Immigrants, particularly recent newcomers, have borne the brunt of unemployment as a result of the recent recession, wrote the Toronto Star July 15, citing a new study.

The gap between immigrant and Canadian-born workers has grown since the global economic meltdown began, and Greater Toronto newcomers were hit hardest, says the study being released Friday.

It is part of a project by the Toronto Immigrant Employment Data Initiative, made up of researchers from York University, the University of Toronto and Ryerson University who study the integration of immigrants in the labour force.

"Recent newcomers already experience significant marginalization in the labour market. What is surprising is they are more badly affected than the other groups and the gap has kept widening," said York University geography Professor Philip Kelly [Faculty of Liberal Arts & Professional Studies and research associate in the York Centre for Asian Research], the report’s lead investigator.

Using Statistics Canada survey data, researchers found the unemployment rate for Canadian-born and established immigrants (those in Canada for more than five years) was around 5 per cent at the onset of the recession in November 2008.

The jobless rate for newcomers – those in Canada for less than five years – was 10 per cent.

By March 2011, a gap had emerged in the first group, with the established immigrants’ unemployment rate 2 to 2.5 per cent above that of Canadian-born workers. The jobless rate for recent immigrants shot up to almost 15 per cent.

The gap was more pronounced in Greater Toronto, where Canadian-born workers had a 5 per cent unemployment rate in March 2011 – almost 4 per cent lower than that of established immigrants and 10 per cent below the newcomers’ rate.

Kelly attributed the widening gap in the GTA to job losses in the goods-producing sector, including manufacturing and construction, where employment fell by 14 per cent from its 2006 level. Across Canada, job loss in the sector averaged 5 to 6 per cent.
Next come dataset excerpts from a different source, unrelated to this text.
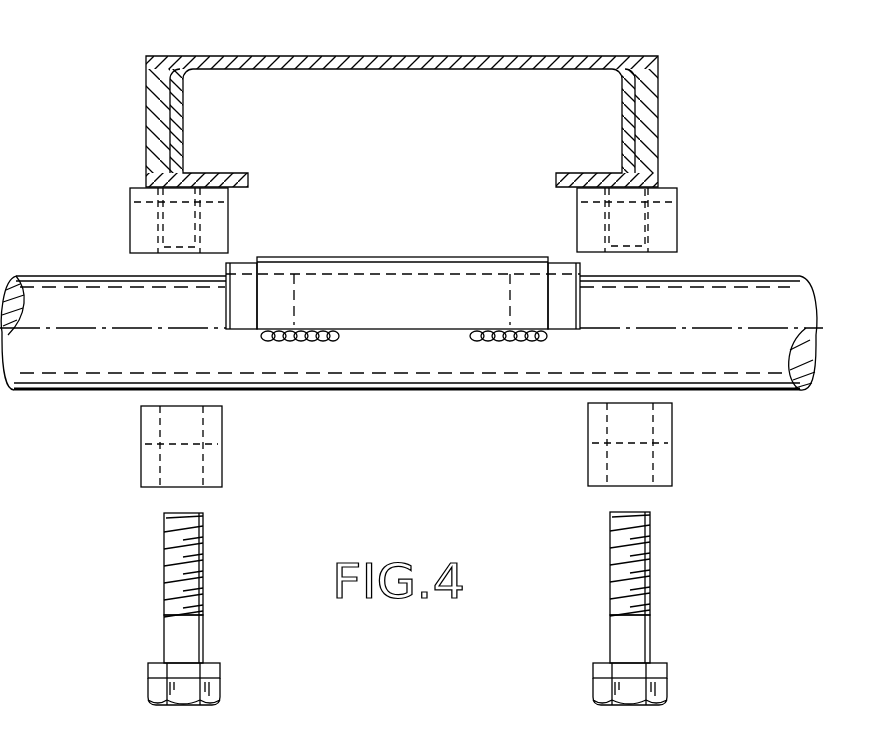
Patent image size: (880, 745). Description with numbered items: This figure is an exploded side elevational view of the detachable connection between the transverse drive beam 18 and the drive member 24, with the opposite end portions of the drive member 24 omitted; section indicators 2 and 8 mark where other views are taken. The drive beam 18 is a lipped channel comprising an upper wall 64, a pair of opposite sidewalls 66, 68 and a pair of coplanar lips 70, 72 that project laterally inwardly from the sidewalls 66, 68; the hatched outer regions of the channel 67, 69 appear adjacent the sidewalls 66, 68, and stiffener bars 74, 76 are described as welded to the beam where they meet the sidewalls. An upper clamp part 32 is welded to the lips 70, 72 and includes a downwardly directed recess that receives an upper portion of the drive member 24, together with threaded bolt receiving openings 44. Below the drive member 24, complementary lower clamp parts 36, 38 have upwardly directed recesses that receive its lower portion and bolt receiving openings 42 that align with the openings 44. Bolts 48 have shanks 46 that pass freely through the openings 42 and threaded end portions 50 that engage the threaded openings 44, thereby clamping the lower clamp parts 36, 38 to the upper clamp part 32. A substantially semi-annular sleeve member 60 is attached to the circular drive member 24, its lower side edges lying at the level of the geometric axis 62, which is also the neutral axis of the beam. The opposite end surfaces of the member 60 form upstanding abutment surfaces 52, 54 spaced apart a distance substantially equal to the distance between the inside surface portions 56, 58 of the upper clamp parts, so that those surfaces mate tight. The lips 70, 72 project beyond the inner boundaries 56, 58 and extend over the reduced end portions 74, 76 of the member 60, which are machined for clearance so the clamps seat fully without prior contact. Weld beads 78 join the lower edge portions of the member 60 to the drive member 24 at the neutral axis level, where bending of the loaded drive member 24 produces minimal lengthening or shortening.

The section line 2- 2 is at (13, 45).
The section line 8- 8 is at (70, 258).
The transverse drive beam 18 is at (403, 96).
The drive member 24 is at (411, 350).
The upper clamp part 32 is at (404, 249).
The lower clamp part 36 is at (150, 466).
The lower clamp part 38 is at (665, 467).
The bolt receiving opening 42 is at (195, 468).
The bolt receiving opening 44 is at (643, 245).
The shank 46 is at (197, 643).
The bolt 48 is at (404, 608).
The threaded end portion 50 is at (203, 552).
The abutment surface 52 is at (225, 300).
The abutment surface 54 is at (581, 306).
The inside surface portion 56 is at (228, 232).
The inside surface portion 58 is at (577, 232).
The member 60 is at (404, 341).
The geometric axis 62 is at (60, 329).
The upper wall 64 is at (292, 55).
The sidewall 66 is at (176, 120).
The left flange 67 is at (146, 114).
The sidewall 68 is at (622, 105).
The right flange 69 is at (658, 108).
The lip 70 is at (203, 174).
The lip 72 is at (556, 180).
The stiffener bar 74 is at (243, 316).
The stiffener bar 76 is at (560, 312).
The weld bead 78 is at (313, 343).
Kelly said what is most worrisome, as an impact of the economic downturn, is the erosion of Canada’s overall full-time employment.

While there has been a longer-term trend toward a slightly lower rate of full-time employment for Canadian-born and established immigrants in the last five years, the percentage of recent newcomers working 30 or more hours a week fell from 86.1 to 82.9 per cent.

This suggests new immigrants have found themselves with precarious part-time employment in larger numbers, the report says.

Binbrook native canvasses for other emerging artists

Amanda McIntyre [BFA Spec. Hons. ’11] likes to dabble in all art forms, wrote the Stoney Creek News July 14, in a story about an upcoming exhibit of emerging artists. The 22-year-old Binbrook resident’s medium of choice is painting and print using a variety of techniques, including intaglio, linoleum and woodcut.

"I love art," she said. "Making art does not seem like work and it’s a place that I can put myself into, leaving bits and pieces of myself through each brushstroke."

Last spring, McIntyre decided to jump into the art scene to gain experience needed to apply for graduate studies in visual arts.  During that time, she participated in nine group shows and hosted five solo exhibits of her work in Hamilton, Ancaster, Caledonia, Oakville and Toronto.

Community members will have an opportunity to view the products of McIntyre’s talents, along with that of 10 other emerging artists from Hamilton and the surrounding areas, during the Loose Ends art exhibit on Saturday, July 23 at the Pearl Company, 16 Steven St., Hamilton.  The exhibit will run from 1 to 8pm. Admission is free.

"I have always wanted to be involved in a themed-group exhibit and, since I could not find one that emerging artists could be involved in, I decided to organize one," McIntyre said. "The theme I chose was Loose Ends; it was broad enough to allow the artists free range of their subject, but specific enough to still be tied together with the other artists’ work. The exhibit is free because we want the community to come out and see the talents that these artists possess."

Alma Rumball: The automatic hand that drew spirit

The unique work of a Huntsville artist will be exhibited at the restored Portage Inn this weekend, wrote July 13.

Alma Rumball lived her life in Huntsville. She was part of one of Port Sydney’s pioneer families, a recluse and an artist.

The late Michael Greenwood, former curator of the Art Gallery of York University [1968-1984], called her work one of the purest examples of automatic art he had seen. Much of her work is now housed in the University’s gallery.

On air

  • Airline economist Fred Lazar, professor in the Schulich School of Business at York University, spoke about the dispute between Air Canada and the United Arab Emirates airline as the reason behind Canada’s announcement that it will establish a new military base in Kuwait, on SUN-TV July 14.